Experts evaluate German science funding initiative
The Excellence Initiative was agreed between the federal government and the German states in July 2005. Its objective is to simultaneously support top-flight research and enhance Germany’s higher education system as a whole while raising Germany’s international competitiveness in science and research, drawing attention to peak performance in certain areas.
The 10-member Commission of International Experts on the Evaluation of the Excellence Initiative, or IEKE, comprising senior academics from Austria, Germany and Switzerland, studied the results of the initiative over the last 10 years and presented its results on 29 January.
“The Excellence Initiative has succeeded in starting a process of structural change at universities, promoting top-level research and fostering internationalisation,” its chairman, Dieter Imboden, president of the former Swiss National Science Foundation, states. Imboden maintains that German universities are on the right course, but that “they still have a long way to go to reach their goal”.
The Excellence Initiative incorporates three funding lines. Funding of graduate schools is aimed at facilitating the training of PhD candidates in selected areas by providing excellent supervisors and conditions and concentrating on research conducted by the candidates themselves.
Support is also provided for clusters of excellence, which focus on an institution’s research in a broadly defined area of topics. Researchers who have demonstrated excellence are brought together to work on an issue of social or economic relevance. An overall impact of these activities in the institution is desired.
Institutional strategies describe long-term developments in research, an institution’s focus on certain areas, its overall goal and how it aims to attain this goal. Candidates for support for institutional strategies should have at least one graduate school and one excellence cluster.
IEKE stresses that the initiative has made the higher education system more dynamic, with institutions demonstrating a will to improve international competitiveness.
In all, €4.6 billion (US$5.1 billion) was spent in the period under review. IEKE suggests that any continuation of the programme would have to be supported with at least the present level of funding, which is €500 million a year.
IEKE points to “impressive qualitative performance” regarding publications from excellence clusters, although it also stresses a marked difference in terms of quality between universities across Germany as a whole.
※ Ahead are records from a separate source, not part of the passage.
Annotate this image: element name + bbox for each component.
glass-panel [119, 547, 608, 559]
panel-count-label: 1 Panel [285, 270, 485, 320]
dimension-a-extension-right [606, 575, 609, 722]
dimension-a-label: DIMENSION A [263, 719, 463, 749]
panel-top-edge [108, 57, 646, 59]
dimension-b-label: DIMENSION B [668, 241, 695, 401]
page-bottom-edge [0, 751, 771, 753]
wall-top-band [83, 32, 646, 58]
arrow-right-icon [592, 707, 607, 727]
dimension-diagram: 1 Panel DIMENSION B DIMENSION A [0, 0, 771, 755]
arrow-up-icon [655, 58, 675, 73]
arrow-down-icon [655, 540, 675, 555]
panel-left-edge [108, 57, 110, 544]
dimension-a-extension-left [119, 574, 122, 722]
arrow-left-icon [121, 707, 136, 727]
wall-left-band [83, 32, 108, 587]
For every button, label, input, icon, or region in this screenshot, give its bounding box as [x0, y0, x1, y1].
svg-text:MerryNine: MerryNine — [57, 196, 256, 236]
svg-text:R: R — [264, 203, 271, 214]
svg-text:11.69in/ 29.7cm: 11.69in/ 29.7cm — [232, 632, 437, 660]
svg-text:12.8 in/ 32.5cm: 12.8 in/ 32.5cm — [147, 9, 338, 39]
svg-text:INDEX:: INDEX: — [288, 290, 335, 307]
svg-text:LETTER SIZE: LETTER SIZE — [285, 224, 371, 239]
Regarding governance, it sees increased collective identity and understanding in many participating universities and notes that higher education legislation at state level has been influenced, resulting also in improvements in the institutional framework of the German system.
On the other hand, IEKE refers to the excellence clusters being prone to developing into separate entities within an institution. And it stresses that the initiative has had no impact on the situation of junior scientists, and that it may even have been counterproductive in this respect.
More postdoc positions have been created than permanent positions, implying that the decision for junior scientists to opt for a full academic career is merely postponed. Also, it has already been a criticism in the past that larger numbers of junior academics are not necessarily conducive to the core goals of the initiative since they are only starting with their research activities.
Nevertheless, if this funding line is cancelled, compensatory funding will have to be provided by the federal and the state governments to secure the supply of 'new blood' for higher education.
The commission’s overall recommendation for the initiative is that it should focus even more on its central goals of strengthening world-class research and improving international competitiveness.
In future, there should be only two funding lines. IEKE recommends that funding for the graduate schools be discontinued in the programme’s framework. Regarding excellence clusters, the design should provide more scope for smaller disciplines. Funding ought to be awarded purely on the basis of scientific excellence.
For the remaining funding line focusing on strategies for the future, IEKE recommends that additional funding be provided for management measures to encourage differentiation, but that this should be solely through past merit.
In the system so far, universities elaborate concepts for the future, often amounting to declarations of intent on how they would reform research and teaching with the money provided. “This procedure only encourages a tendency towards pledges that are not fulfilled,” Imboden notes.
The ruling Christian Democrat/Christian Social/Social Democrat coalition has already announced that it intends to continue substantial funding of scientific excellence beyond 2017, when the present programme comes to an end. There has been mention of a further €5 billion for five years.
However, a decision on this is yet to be taken by Federal Chancellor Angela Merkel and the chief ministers of the federal states. While such funding levels correspond broadly with what IEKE suggests, it stresses that there ought to be an annual automatic increase in funding because rising costs would otherwise result in de facto smaller annual budgets.
“We can’t copy Princeton or Harvard,” says Horst Hippler, president of the German Rectors’ Conference, putting the sums involved into perspective. Hippler maintains that a single university could attain world-class level if the entire Excellence Initiative funding were spent on it for a period of two years – and if such funding levels were then maintained.